在当前状态下,该算法采用两个向量x,y,计算每个数据点到聚类中心的距离,并以最小距离分配聚类中心到数据点的距离。当分配不发生变化,聚类中心不变时,算法停止。
# Sample data
set.seed(100)
xval <- rnorm(12, mean = rep(1:3, each = 4), sd = 0.2)
yval <- rnorm(12, mean = rep(c(1,2,1), each = 4), sd = 0.2)
# Kmeans function
kclus <- function(x, y, nclus) {
# start with random cluster centers
xcen <- runif(n = nclus, min = min(x), max = max(x))
ycen <- runif(n = nclus, min = min(y), max = max(y))
# data points and cluster assignment in "data"
# cluster coordinates in "clus"
data <- data.frame(xval = x, yval = y, clus = NA)
clus <- data.frame(name = 1:nclus, xcen = xcen, ycen = ycen)
finish <- FALSE
while(finish == FALSE) {
# assign cluster with minimum distance to each data point
for(i in 1:length(x)) {
dist <- sqrt((x[i]-clus$xcen)^2 + (y[i]-clus$ycen)^2)
data$clus[i] <- which.min(dist)
}
xcen_old <- clus$xcen
ycen_old <- clus$ycen
# calculate new cluster centers
for(i in 1:nclus) {
clus[i,2] <- mean(subset(data$xval, data$clus == i))
clus[i,3] <- mean(subset(data$yval, data$clus == i))
}
# stop the loop if there is no change in cluster coordinates
if(identical(xcen_old, clus$xcen) & identical(ycen_old, clus$ycen)) finish <- TRUE
}
data
}
# apply kmeans function to sample data
cluster <- kclus(xval, yval, 4)
# plot the result
ggplot(cluster, aes(xval, yval, color = as.factor(clus))) + geom_point()到目前为止,这是比较好的工作。

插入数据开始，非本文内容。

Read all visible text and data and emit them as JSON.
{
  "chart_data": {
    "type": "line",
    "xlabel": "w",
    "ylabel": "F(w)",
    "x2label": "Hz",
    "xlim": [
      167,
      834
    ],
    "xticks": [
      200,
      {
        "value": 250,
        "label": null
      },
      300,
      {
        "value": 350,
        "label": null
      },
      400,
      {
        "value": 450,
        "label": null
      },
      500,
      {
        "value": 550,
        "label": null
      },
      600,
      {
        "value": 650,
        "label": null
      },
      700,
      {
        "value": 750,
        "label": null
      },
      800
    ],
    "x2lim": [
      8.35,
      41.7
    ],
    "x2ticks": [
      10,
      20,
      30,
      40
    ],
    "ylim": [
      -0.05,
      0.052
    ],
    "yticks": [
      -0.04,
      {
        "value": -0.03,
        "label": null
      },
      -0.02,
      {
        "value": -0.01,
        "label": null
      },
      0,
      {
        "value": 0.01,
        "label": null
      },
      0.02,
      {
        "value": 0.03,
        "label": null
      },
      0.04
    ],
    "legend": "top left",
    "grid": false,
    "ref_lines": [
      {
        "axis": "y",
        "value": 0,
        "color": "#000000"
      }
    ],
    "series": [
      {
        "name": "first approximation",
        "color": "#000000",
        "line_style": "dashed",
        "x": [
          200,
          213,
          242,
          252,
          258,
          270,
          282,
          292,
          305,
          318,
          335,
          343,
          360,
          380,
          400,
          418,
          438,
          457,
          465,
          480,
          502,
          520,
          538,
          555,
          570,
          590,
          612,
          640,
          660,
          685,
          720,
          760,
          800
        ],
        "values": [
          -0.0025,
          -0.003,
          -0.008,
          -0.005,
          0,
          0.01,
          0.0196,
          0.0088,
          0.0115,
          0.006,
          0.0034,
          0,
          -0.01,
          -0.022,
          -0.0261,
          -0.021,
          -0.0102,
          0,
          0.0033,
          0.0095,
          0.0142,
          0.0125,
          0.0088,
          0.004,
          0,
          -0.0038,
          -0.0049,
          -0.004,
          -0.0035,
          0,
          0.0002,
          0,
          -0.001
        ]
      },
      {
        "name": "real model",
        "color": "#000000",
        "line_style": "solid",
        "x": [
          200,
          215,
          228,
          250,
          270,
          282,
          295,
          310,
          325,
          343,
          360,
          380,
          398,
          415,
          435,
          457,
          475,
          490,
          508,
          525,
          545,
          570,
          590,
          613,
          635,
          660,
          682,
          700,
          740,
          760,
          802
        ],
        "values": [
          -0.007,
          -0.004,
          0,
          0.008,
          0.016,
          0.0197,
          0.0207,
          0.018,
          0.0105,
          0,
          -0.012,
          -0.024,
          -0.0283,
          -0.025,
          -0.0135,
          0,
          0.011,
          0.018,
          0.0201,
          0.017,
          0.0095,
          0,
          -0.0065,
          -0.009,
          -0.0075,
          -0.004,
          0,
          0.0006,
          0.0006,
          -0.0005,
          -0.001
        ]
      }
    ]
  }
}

但是我不知道,我怎样才能强制算法到一个特定数目的簇。它已经实现为参数nclus在我的kclus()函数,但我不知道如何使用它。
对于给定的样本数据,算法只给出三个聚类。我想逼他把四组分还给我。

有谁能给我提个建议吗?
非常感谢你,马库斯
发布于 2017-01-28 18:17:35
这是不正确的,你实现的算法总是给你三个集群,你可能没有运行它足够多的次数。下面是对代码的轻微修改,我们将能够看到集群输出的数量取决于集群质心的初始化(这些中心是随机选择的,可以用random.seed控制):
# Sample data
set.seed(100)
xval <- rnorm(12, mean = rep(1:3, each = 4), sd = 0.2)
yval <- rnorm(12, mean = rep(c(1,2,1), each = 4), sd = 0.2)
# Kmeans function with random.seed for initialization
kclus <- function(x, y, nclus, random.seed=123) {
set.seed(random.seed)
# start with random cluster centers
xcen <- runif(n = nclus, min = min(x), max = max(x))
ycen <- runif(n = nclus, min = min(y), max = max(y))
# data points and cluster assignment in "data"
# cluster coordinates in "clus"
data <- data.frame(xval = x, yval = y, clus = NA)
clus <- data.frame(name = 1:nclus, xcen = xcen, ycen = ycen)
finish <- FALSE
while(finish == FALSE) {
# assign cluster with minimum distance to each data point
for(i in 1:length(x)) {
dist <- sqrt((x[i]-clus$xcen)^2 + (y[i]-clus$ycen)^2)
data$clus[i] <- which.min(dist)
}
xcen_old <- clus$xcen
ycen_old <- clus$ycen
# calculate new cluster centers
for(i in 1:nclus) {
clus[i,2] <- mean(subset(data$xval, data$clus == i))
clus[i,3] <- mean(subset(data$yval, data$clus == i))
}
# stop the loop if there is no change in cluster coordinates
if(identical(xcen_old, clus$xcen) & identical(ycen_old, clus$ycen)) finish <- TRUE
}
data
}
# with default random seed 123, you should be able to reproduce the result
# as you can see, in this case, no data points were assigned to the 4th cluster
cluster <- kclus(xval, yval, 4)
cluster.centers <- aggregate(.~clus, cluster, mean)
ggplot(cluster, aes(xval, yval, color = as.factor(clus))) +
geom_point(size=5) +
geom_point(data=cluster.centers, aes(xval, yval, col=as.factor(clus)), pch=8, size=5)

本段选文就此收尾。